Sequence of the BB rat Immune Associated Nucleotide (Ian5) gene. A representative sequencing trace of DNA from BBDP/WorAp compared with wild-type BBDR/WorAp and F344 rats. The frameshift mutation at nucleotide position 478 in the DP rat DNA is indicated. DNA sequences were determined on an ABI PRISM 3700 DNA Analyzer (Applied Biosystems) and analyzed by the use of Phred, Phrap, Consed, and PolyPhred for sequence assembly and identification of sequence variants.

Figure 3

Sequence comparisons between BBDR wild-type (+/+), lyp/lyp rat, mouse, and human Immune Associated Nucleotide-5 (Ian5) and mouse Ian4 predicted amino acid sequences.
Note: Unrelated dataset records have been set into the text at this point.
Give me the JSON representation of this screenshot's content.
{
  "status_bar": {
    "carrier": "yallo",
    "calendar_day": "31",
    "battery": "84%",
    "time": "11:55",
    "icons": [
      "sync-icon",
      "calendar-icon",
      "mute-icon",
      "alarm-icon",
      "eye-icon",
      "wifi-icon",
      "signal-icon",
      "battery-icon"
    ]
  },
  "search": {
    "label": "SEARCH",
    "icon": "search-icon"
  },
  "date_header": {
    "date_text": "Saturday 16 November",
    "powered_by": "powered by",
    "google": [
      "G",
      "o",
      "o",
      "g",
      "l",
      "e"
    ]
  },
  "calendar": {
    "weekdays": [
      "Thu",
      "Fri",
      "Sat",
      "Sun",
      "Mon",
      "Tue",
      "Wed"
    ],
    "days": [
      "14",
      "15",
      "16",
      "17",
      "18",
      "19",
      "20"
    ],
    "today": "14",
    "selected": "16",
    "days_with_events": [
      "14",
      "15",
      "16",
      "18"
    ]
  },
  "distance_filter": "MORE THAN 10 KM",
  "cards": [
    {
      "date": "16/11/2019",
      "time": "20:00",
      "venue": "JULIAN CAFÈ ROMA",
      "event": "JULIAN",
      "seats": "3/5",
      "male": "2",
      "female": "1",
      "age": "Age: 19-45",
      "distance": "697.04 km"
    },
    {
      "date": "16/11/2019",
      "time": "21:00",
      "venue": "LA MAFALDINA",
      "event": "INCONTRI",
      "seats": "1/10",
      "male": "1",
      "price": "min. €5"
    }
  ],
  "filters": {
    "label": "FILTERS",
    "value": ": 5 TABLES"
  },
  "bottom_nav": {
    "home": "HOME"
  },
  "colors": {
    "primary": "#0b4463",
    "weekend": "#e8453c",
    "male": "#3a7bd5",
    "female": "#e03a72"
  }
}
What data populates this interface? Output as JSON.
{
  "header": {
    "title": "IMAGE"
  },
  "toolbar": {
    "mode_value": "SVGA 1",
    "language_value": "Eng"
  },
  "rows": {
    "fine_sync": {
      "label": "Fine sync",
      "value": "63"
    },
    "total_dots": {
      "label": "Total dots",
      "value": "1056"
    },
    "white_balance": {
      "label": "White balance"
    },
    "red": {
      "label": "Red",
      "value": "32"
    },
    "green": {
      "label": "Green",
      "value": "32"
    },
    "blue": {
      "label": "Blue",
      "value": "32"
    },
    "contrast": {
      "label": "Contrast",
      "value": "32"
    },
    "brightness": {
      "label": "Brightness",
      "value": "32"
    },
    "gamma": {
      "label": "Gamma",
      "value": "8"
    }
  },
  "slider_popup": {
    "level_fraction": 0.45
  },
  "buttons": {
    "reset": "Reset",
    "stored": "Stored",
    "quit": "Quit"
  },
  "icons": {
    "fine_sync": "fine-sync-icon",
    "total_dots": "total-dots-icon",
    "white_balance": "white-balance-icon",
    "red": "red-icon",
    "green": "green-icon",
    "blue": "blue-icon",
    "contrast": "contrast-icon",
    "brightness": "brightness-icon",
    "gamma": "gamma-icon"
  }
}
The deletion of a nucleotide in the codon for amino acid 85 of the rIan5 (lyp) changes the predicted downstream amino acids to include 19 amino acids (italicized) before the premature STOP codon at amino acid position 104. Putative ATP/GTP-binding sites are boxed/shadowed and a hydrophobic putative transmembrane region underlined.

Figure 4

Expression of rat Ian5 in tissues from lyp/lyp, lyp/+, and +/+ DR BB rats. (a) Northern blot containing 3 μg of poly(A⁺) RNA from thymus, spleen, or kidney of each of +/+ or lyp/lyp rats probed with a 695-bp region of Ian5 showing a 1.4-kb transcript (Ian5). The blot was stripped and reprobed with a 1420-bp GAPDH probe (GAPDH). The images were quantitated using a PhosphorImager and software and normalized to GAPDH expression in each lane. Size markers are indicated. (B) Northern blot containing 3 μg of poly(A⁺) RNA from thymus, spleen, lymph node, and kidney from each of +/+, +/lyp, and lyp/lyp rats probed as in A. Size markers are indicated. (C) Methylene blue stain of the blot in B before probing, showing even loading of 18S ribosomal RNA in each lane.